A Jabuti Filmes entra nisso como uma forma de produzir isso tudo?
Quando o Cinema Nosso nasceu não tínhamos a intenção de criar uma escola, salvar os jovens e o mundo. Queríamos salvar as nossas vidas. Era um bando de jovens de periferia, que se reduziu a um grupo de cinco pessoas, e nesse momento queríamos trabalhar. Não tinha uma relação institucional. Nós trabalhávamos nas produtoras e nos encontrávamos no fim de semana para realizar projetos juntos. O que aconteceu foi que começamos a fazer filmes próprios. E surgiu a necessidade de criar uma empresa. No início, eram jovens fazendo filme, depois foi formalizando, crescendo a exigência de qualidade, e passamos a criar uma relação empresarial. A produtora viveu muito tempo de filme institucional e, hoje, temos conseguido manter uma receita razoável através da produção de séries para TV e de algumas co-produções internacionais. Empresas dos EUA e Inglaterra são nossos maiores parceiros comerciais.

Falando em série para TV, queria falar um pouco sobre Minha Rua. É uma das equipes com maior representatividade negra da televisão…

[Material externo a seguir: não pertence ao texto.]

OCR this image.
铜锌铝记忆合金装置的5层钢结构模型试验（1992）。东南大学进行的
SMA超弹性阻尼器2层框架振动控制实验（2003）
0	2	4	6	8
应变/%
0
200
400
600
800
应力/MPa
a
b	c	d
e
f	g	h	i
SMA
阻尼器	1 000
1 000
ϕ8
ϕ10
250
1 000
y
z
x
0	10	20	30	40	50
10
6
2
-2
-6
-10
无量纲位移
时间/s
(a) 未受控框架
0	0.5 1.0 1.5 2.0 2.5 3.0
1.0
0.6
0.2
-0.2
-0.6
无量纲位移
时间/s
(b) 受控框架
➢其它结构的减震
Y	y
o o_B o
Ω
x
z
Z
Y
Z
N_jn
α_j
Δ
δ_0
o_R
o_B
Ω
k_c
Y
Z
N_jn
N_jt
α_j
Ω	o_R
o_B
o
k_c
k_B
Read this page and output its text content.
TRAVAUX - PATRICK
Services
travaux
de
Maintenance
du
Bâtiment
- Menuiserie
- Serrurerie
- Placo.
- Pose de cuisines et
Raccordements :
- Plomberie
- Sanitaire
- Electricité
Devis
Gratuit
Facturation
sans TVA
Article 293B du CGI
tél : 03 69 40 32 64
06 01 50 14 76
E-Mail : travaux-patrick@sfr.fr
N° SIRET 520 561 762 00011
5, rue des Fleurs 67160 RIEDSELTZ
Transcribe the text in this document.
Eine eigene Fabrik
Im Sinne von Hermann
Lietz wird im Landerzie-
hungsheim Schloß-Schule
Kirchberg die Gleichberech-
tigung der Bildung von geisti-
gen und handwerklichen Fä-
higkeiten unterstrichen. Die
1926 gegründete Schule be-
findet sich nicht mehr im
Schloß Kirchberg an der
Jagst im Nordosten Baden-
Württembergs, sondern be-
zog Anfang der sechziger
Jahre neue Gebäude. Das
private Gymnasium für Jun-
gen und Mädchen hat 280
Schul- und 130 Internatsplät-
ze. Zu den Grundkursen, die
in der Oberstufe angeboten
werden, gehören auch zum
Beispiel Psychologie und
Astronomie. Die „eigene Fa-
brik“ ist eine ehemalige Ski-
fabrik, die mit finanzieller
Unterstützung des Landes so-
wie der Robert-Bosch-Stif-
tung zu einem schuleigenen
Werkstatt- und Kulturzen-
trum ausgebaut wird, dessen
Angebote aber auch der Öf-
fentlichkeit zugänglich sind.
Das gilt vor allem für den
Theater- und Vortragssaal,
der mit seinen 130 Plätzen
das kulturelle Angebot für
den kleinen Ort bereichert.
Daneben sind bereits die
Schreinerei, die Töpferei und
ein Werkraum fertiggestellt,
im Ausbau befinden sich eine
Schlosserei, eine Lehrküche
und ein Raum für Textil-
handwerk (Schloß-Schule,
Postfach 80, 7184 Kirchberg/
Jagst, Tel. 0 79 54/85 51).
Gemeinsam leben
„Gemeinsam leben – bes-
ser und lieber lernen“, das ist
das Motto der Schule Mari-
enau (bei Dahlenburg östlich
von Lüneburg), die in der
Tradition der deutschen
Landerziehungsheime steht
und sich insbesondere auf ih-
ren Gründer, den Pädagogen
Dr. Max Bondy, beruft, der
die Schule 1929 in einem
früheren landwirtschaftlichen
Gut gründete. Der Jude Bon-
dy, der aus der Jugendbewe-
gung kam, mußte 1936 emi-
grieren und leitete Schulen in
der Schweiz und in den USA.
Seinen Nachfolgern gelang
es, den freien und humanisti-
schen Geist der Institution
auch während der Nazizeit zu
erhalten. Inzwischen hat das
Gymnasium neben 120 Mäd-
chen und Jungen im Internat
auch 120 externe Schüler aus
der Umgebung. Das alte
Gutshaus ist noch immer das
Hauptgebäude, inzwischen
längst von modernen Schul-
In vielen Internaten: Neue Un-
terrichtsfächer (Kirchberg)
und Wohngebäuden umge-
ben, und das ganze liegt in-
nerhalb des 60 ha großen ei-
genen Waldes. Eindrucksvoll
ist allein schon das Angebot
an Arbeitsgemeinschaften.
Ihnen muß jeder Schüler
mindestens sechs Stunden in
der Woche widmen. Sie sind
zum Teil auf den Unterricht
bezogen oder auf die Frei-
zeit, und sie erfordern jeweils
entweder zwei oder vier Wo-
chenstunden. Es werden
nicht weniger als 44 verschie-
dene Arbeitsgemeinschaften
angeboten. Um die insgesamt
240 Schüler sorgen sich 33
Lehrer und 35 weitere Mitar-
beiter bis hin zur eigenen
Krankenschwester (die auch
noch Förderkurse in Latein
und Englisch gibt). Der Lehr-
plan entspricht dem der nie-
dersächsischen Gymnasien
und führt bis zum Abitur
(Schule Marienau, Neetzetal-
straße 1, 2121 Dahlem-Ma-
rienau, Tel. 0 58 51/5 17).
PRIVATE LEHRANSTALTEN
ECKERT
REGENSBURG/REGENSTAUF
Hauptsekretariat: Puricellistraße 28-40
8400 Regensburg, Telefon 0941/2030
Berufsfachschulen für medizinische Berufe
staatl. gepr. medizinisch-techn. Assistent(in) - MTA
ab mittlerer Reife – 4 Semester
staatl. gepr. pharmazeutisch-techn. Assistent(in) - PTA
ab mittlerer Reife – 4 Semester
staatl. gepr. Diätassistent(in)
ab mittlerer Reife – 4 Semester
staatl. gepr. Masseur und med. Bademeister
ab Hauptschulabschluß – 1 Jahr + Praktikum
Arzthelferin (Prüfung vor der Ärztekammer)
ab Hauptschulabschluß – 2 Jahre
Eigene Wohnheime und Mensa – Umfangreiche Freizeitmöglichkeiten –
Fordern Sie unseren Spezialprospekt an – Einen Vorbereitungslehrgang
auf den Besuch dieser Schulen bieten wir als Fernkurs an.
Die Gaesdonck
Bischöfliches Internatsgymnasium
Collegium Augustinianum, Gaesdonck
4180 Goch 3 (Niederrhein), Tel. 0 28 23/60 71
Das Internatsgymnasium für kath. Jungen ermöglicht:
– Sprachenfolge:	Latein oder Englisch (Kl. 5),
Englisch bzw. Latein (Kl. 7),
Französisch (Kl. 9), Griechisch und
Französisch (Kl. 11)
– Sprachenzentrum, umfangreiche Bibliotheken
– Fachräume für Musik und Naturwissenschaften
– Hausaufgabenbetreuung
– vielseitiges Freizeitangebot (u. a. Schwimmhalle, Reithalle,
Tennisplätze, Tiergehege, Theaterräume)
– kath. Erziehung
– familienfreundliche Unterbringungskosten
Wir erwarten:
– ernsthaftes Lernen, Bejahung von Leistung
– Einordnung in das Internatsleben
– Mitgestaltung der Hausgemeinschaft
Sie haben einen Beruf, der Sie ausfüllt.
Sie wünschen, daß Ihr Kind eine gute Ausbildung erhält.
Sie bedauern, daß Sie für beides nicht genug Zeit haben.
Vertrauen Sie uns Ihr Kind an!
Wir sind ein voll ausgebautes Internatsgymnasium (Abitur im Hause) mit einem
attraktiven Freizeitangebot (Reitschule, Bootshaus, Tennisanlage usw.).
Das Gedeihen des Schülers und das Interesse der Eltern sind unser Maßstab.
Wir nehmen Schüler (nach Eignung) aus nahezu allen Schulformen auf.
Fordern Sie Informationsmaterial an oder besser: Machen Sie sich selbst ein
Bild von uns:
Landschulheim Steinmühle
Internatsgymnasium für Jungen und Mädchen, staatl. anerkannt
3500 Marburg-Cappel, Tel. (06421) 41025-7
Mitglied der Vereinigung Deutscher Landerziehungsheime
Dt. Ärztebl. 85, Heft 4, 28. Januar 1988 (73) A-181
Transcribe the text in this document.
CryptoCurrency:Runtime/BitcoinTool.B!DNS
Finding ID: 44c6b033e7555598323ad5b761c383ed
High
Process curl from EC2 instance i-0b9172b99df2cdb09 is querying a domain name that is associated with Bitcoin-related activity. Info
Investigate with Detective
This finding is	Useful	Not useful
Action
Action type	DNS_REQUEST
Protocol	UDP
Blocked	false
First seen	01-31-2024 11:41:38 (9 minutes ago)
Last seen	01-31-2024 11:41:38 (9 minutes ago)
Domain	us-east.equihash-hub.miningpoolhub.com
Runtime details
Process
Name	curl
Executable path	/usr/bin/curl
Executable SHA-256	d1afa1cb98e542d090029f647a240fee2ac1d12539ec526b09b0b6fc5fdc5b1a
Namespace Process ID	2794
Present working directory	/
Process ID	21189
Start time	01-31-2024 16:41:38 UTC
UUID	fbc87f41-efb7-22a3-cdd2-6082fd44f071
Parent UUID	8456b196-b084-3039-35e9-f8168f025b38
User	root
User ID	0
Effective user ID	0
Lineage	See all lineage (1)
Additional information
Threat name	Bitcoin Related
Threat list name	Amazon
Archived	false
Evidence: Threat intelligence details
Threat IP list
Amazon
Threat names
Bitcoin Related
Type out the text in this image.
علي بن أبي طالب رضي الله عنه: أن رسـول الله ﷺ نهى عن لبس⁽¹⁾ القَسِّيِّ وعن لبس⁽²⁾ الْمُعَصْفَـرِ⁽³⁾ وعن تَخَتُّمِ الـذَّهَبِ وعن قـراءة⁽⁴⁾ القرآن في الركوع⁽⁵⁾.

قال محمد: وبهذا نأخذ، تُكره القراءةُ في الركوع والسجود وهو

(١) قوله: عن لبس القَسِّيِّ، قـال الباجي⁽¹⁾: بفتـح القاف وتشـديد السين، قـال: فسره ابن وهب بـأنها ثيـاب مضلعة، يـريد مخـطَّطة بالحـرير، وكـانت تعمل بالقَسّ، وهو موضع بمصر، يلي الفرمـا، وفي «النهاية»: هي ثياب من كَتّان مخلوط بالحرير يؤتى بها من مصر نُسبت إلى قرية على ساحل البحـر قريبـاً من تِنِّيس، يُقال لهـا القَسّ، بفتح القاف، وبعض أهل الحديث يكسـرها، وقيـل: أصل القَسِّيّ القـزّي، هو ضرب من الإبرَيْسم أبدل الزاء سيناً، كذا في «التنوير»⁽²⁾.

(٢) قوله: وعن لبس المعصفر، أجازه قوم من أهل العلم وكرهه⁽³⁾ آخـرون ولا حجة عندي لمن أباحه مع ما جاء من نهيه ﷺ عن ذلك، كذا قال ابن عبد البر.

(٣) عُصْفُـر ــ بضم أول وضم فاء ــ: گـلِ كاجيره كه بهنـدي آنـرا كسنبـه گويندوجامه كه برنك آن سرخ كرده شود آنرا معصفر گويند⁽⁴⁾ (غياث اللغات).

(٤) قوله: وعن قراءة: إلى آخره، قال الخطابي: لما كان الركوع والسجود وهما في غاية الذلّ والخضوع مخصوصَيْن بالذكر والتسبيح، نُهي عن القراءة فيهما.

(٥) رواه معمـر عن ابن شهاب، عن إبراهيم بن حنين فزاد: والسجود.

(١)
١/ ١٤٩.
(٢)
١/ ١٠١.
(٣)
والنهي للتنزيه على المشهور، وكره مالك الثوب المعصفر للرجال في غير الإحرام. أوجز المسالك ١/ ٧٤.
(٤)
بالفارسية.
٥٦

Acredito que é a maior equipe negra de produção de série para televisão. Tiramos uma foto da equipe e éramos quase 90% negros. Fazer isso só é possível porque a produtora acaba investindo parte da receita na formação desses jovens pelo Cinema Nosso. O Rio de Janeiro é uma cidade muito negra. E o cinema não reflete essa realidade, então isso sempre foi uma busca muito grande nossa. “Cidade de Deus” talvez tenha o maior elenco negro do cinema nacional. Isso, de alguma maneira, acabou fazendo com que muitas pessoas seguissem na área depois. Houve uma mobilização muito grande, não só por nossa interferência direta, mas através de organizações do Brasil inteiro, na época da gestão do ministro da Cultura Gilberto Gil, de incentivo a essas ações populares de formação audiovisual, aumentando significativamente o número de negros trabalhando no mercado audiovisual. O Cinema Nosso seguiu com essa orientação e, naturalmente, o Minha Rua é uma equipe formada por negros.